Bagi pehobi dan kolektor pasti mengenal bahasa thrifting yang sedang ramai diperbincangkan oleh media akhir-akhir ini. Berkaitan dengan impor pakaian bekas di Indonesia, para penggemar thrifting pastinya ada pro kontra terkait langkah yang dilakukan pemerintah mengenai larangan perdagangan jual-beli barang bekas. Seperti diketahui, Presiden Joko Widodo juga sebelumnya menegaskan dalam siaran pers-nya untuk stop impor pakaian besar—karena dinilai bisa merugikan industri tanah air.
Kok bisa seperti itu, bagaimana dampaknya?
Sebelum lebih lanjut menyelami lika-liku impor pakaian bekas di Indonesia, mari kita pelajari dulu peraturan pemerintah mengenai larangan impor barang melansir hukumonline.com, sbb:
“Larangan impor untuk barang-barang tertentu telah diatur dalam Peraturan Menteri Perdagangan Nomor 18 Tahun 2021 tentang Barang Dilarang Ekspor dan Barang Dilarang Impor (“Permendag 18/2021”)”

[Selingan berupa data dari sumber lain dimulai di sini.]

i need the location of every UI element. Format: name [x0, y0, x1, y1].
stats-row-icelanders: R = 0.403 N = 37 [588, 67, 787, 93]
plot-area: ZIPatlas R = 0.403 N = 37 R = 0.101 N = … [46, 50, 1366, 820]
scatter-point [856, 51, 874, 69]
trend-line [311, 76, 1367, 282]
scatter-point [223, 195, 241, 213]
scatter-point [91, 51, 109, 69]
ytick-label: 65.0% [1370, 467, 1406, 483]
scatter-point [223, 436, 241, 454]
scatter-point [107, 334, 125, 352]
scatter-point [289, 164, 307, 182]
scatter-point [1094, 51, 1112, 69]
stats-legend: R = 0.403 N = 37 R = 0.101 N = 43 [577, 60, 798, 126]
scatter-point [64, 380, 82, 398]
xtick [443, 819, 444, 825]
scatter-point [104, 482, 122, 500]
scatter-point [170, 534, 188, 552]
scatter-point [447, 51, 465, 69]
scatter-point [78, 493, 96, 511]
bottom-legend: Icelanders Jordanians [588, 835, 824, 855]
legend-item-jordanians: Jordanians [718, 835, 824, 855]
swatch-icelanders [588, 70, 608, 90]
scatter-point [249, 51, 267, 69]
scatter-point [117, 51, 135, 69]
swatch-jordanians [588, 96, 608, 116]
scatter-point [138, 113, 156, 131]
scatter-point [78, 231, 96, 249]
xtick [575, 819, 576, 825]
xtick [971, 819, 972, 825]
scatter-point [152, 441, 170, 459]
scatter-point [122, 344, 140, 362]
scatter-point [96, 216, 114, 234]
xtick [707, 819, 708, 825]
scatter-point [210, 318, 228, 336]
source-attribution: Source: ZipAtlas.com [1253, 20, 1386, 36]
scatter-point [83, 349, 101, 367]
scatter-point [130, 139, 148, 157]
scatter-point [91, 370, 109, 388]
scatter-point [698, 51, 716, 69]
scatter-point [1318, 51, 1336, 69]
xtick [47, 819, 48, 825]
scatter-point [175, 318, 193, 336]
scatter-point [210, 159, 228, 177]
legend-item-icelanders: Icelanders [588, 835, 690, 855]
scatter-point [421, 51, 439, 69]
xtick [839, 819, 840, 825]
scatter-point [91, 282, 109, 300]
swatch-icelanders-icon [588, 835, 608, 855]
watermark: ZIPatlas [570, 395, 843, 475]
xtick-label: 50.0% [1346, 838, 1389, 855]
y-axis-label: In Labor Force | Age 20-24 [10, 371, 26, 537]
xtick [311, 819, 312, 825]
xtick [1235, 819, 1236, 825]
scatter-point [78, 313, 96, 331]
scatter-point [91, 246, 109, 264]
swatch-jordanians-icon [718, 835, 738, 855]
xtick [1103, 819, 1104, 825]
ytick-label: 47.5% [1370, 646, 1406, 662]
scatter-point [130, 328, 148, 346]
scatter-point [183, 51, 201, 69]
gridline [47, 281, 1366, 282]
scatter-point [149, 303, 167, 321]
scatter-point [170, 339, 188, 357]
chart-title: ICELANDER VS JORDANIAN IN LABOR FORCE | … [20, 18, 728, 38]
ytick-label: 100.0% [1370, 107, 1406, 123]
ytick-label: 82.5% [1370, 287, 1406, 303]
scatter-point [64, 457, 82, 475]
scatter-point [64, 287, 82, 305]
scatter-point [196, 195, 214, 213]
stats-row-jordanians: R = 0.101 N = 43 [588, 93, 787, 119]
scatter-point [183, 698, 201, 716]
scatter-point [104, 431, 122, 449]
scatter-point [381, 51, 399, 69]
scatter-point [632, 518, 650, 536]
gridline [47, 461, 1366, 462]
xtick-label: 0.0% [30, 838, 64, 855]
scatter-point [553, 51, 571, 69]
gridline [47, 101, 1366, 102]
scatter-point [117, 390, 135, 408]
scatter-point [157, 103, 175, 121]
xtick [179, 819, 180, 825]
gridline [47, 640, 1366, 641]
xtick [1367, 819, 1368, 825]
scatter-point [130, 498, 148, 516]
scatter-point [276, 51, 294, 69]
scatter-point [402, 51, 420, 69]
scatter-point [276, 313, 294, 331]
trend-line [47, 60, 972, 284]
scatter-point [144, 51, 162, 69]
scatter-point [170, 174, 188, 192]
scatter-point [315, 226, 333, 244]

Adapun pemerintah melarang impor barang demi kepentingan nasional dengan beberapa alasan melindungi keamanan nasional, melindungi hak kekayaan intelektual, dan melindungi kesehatan serta keselamatan manusia. Lebih dari itu, barangsiapa yang melanggar akan mendapat ancaman pidana penjara maksimal 5 tahun, dan atau denda paling sedikit Rp 5 miliar.
Jadi itu yang pertama tentang dasar hukum penjualan atau impor barang bekas di Indonesia. Lalu, apakah thrifting termasuk didalamnya?
Apa itu Thrifting?
Thrifting diambil dari bahasa Inggris, yaitu kata thrift. Merujuk situs vocabulary dari arti kata thrift adalah hemat, menghemat atau penghematan. Dengan mengacu pada perilaku penggemar, thrifting menjadi gaya hidup hemat yang dikeluarkan oleh para penggemar untuk berbelanja produk murah dari brand populer.
Pengertian tentang thrifting juga mengarah kepada kegiatan berbelanja barang bekas yang dinilai memiliki harga murah, kualitas yang masih dianggap bisa digunakan, sehingga lebih menghemat pengeluaran. Kegiatan thrifting ini biasanya menggunakan kualitas produk lokal maupun impor dari brand ternama.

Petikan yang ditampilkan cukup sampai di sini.